A Coreia do Sul sempre se orgulhou de seu sistema de saúde acessível, mas muitos médicos dizem estar sobrecarregados com longas jornadas de trabalho e baixos salários. O sistema, acrescentam, recompensa especializações como dermatologia que não são essenciais para a saúde cotidiana da maioria das pessoas.
Médicos de pronto-socorro há muito reclamam que estão sobrecarregados com pacientes com lesões ou doenças leves, dizendo que sugam recursos já limitados. Essa tensão parece ter aumentado durante a greve dos médicos. Pelo menos duas mortes no pronto-socorro foram atribuídas inicialmente pela mídia local à greve, mas o ministério da saúde disse que não foram causadas por escassez decorrente da paralisação.
Ao mesmo tempo, alguns pacientes, presumivelmente com problemas menores, estão ficando em casa.
“Ironicamente, o número de pacientes diminuiu em alguns hospitais”, disse Seo Yeonjoo, um médico no departamento de emergência do Hospital St. Vincent nos arredores de Seul, referindo-se a pessoas em busca de atendimento de urgência.
Alguns com condições mais sérias também estão evitando hospitais.

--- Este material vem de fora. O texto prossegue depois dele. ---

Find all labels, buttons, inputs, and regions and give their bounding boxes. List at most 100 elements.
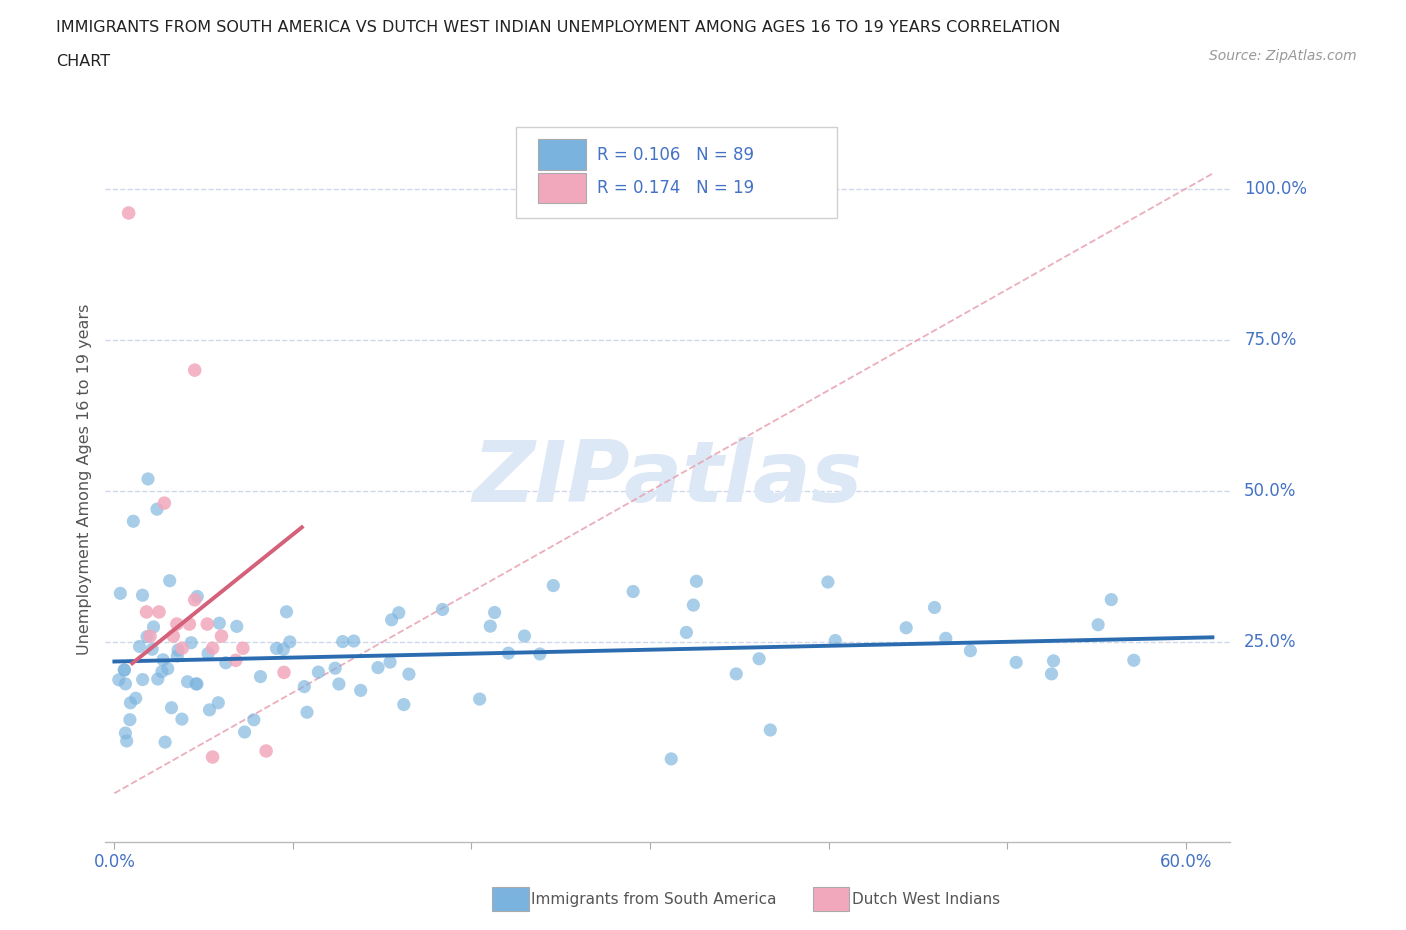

Samuel Kim, que frequenta a escola de enfermagem da Universidade Nacional Kyungpook na cidade de Daegu, adiou suas próprias visitas ao hospital para check-ups de sua arritmia. Ele disse sentir uma pressão social de que não deveria estar visitando hospitais em um momento em que muitos deles estão lutando por causa da greve dos médicos.
O Sr. Kim reconheceu as longas horas de trabalho de alguns médicos, condições que ele disse ter testemunhado em primeira mão como estudante de enfermagem. Ainda assim, ele acredita que os médicos deveriam chegar a um acordo com o governo e voltar ao trabalho.
“Existem greves em outras indústrias também, como motoristas de ônibus”, disse o Sr. Kim, “mas com médicos, vidas estão em jogo”.